第33話 砂漠の空はどこまでも青く

 日食が終わり空が明るくなると、砂煙の向こうにいるミユたちが馬車を走らせた。崩れた塔の周りには、キラキラと光る宝石や金貨が無数に散らばっている。

「みんなまだ動いちゃダメよーー」

「まあ焦らんでも良いで、しばらくは様子を見守るしかないでな」

 今ここで岩陰を出ると、馬車にいるミユたちに見つかってしまう。


「ギュワアッアアッアアァッァァアァアーーーーーーーーーンンッッッッ!」

 レッドドラゴンが崩れた塔の中から姿を現した。

 再び空が暗くなると、月から一筋の光が放たれた。ミユがレッドドラゴンと闘っているのだ。

「ねえミユっ、そろそろいいんじゃないのっ?」

「お姉ちゃんっ、落ち着いて!」


〝ゴロロッッ!〟

 雷鳴が聞こえた。ギリーがサンダードラゴンのイバラを呼び出したのである。

「ねえミユさんっ、もういいんじゃないですかっ」

「まだまだっ、ギリーちゃん落ち着いてっ!」


 ミユが馬車を飛び出して駆け出した。囮になっているのだ。

 レッドドラゴンが炎の息を吐くとミユは炎に包まれた。

「おいミユっ、俺はもう行くぞっ!」

「まだよっ、ブラン落ち着いてっ!」


 レッドドラゴンの首が落ちると、ディーたちの乗った馬車がミユの元に向かった。

「さあミユさんっ、行きましょうか!」

「まだよリノンっ、落ち着いて!」


 空が暗くなり、魔王の影が空を覆った。

「ミユ、落ち着いてな」

「ディー、みんな、そろそろ行くわよっ!」

 魔王は風のように地面を這い回ると、散らばった宝をかき集めて竜巻のように渦を巻いた。

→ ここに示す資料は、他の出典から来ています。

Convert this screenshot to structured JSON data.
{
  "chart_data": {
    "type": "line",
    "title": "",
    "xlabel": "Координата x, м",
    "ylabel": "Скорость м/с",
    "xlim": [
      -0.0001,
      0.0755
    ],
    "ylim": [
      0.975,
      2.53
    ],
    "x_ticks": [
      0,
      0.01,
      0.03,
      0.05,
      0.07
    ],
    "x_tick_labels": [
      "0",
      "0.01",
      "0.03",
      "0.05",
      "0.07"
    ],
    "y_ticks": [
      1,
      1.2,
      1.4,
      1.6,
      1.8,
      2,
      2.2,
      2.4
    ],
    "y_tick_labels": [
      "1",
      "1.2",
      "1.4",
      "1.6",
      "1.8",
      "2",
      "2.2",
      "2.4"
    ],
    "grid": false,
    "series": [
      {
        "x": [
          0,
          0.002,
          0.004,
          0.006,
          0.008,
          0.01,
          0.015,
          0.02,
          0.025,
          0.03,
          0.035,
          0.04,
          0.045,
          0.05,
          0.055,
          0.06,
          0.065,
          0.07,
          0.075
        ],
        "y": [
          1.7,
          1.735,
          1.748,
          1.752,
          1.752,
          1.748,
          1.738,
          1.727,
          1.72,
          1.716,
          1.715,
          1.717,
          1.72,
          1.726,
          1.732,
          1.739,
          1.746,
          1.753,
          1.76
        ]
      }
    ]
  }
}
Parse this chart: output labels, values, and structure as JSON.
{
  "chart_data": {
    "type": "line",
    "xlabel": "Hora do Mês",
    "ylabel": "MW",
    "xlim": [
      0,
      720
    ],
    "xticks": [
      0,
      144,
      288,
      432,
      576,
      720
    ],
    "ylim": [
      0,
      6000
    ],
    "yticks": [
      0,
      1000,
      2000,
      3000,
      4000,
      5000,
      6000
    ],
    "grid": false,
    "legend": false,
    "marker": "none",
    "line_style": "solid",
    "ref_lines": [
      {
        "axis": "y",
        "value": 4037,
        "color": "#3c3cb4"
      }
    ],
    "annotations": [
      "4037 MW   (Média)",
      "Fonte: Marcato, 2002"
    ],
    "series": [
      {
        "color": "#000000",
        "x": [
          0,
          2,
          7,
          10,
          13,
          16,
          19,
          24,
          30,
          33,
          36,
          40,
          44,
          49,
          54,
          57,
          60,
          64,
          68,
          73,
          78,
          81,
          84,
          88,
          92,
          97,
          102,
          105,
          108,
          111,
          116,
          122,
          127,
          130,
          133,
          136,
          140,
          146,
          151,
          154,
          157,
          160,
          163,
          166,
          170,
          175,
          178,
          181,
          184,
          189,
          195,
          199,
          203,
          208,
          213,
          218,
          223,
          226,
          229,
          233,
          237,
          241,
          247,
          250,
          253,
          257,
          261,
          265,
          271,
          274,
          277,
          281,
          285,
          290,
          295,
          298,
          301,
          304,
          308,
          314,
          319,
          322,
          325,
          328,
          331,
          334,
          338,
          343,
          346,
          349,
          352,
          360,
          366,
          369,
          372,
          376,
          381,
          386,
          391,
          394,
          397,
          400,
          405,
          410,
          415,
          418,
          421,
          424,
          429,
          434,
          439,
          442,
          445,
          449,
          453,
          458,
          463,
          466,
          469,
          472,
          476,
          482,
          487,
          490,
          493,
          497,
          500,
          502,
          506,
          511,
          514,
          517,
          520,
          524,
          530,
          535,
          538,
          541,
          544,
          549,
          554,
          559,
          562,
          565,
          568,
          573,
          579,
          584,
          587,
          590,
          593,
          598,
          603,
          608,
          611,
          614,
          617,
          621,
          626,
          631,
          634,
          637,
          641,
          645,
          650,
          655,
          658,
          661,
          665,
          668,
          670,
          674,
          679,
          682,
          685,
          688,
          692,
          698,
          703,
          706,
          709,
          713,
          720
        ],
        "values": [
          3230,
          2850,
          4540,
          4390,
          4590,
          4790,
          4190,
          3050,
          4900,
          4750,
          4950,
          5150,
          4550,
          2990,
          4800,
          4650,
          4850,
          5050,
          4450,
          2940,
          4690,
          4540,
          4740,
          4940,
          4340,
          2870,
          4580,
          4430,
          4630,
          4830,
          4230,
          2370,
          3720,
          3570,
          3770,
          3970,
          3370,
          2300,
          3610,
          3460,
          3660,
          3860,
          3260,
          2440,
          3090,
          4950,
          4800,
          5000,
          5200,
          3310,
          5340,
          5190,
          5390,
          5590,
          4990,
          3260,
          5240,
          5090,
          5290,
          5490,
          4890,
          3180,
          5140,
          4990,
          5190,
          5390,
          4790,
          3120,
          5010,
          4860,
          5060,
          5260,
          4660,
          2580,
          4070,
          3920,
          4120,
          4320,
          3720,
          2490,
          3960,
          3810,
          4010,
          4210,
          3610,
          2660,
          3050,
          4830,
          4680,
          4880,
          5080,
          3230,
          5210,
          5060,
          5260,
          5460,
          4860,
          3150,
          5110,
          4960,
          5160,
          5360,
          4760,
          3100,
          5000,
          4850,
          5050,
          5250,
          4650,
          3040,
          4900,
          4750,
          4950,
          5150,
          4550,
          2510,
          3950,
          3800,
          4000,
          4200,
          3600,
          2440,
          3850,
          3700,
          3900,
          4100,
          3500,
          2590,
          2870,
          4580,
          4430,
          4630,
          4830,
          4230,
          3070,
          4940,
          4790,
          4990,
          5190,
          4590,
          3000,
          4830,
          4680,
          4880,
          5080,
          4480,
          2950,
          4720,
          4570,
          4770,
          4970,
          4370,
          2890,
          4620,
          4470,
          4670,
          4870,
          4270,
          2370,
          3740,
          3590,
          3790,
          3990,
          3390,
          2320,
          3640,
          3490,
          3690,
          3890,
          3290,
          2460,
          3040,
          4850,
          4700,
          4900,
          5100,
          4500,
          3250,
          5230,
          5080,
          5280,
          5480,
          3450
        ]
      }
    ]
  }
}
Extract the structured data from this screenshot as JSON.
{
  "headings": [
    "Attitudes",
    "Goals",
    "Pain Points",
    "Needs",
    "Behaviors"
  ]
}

 ミユは隠れた岩から身を乗り出すと、静かに呪文を唱え始めた。


「入いれ入れ月夜、空の果て……月夜終わりて陽が昇る……」

 ミユの瞳が白く輝いた。


「ミユさん、それって〝月入りの唄〟ですよね……」

「入れ入れ月夜……」

 暗い空が急に明るくなった。


〝おおおおお…………おおおお…………お…………お……〟

 魔王の雄叫びが聞こえる。

〝エル……フの花守り……姫よ……おお……助……けて…………く……れ……〟

 悲しそうな断末魔がメイナグの砂漠に染み込んでいく。しかし、ディーとリノンは小指を口に咥えて古の誓約を守るのだった。


〝……ミ……ユ……〟

 魔王の影は、どこかに消えてしまった。


「あの……ディーさん…………魔王って、夜影の神でもあるんですよね……」

 ギリーとブランの顔から血の気が引いている。

「まさか、ミユさんは……」

「ミユは神殺しをやったのか……」

「えっ!? 何それ怖いっ。私って悪いことした?!」

「いや、それはないで。ああいった存在には初めも終わりも無いでな、死を得ることはないだろう。おそらくまた、いつかどこかに現れよるで」

「それならいいんですけど……まったくもう、ミユさんは……永遠に呪われるかと思いましたよ……」

「ミユに怖いものはないのか……」

「ほーっほっほっ!」

 ニーッコリと笑うミユであった。


「さあみんな! お宝を取りに行くわよっ!」


 ミユたちは、魔王が集めた宝の山に一斉に走り出した。そして、向こうにいるディーたちは、不死の権利を失ったミユを慌てて回復させているのだった。

「姉ちゃんてさー、ホントに私のこと好きだよねー」

「何言ってんのっ! 心配ばっかりかけさせて!」

 倒れたミユを抱きかかえたユリカは、そっと妹の頭を撫でながら涙を浮かべていた。


 太陽が輝く砂漠の空は、どこまでも遠く、青かった。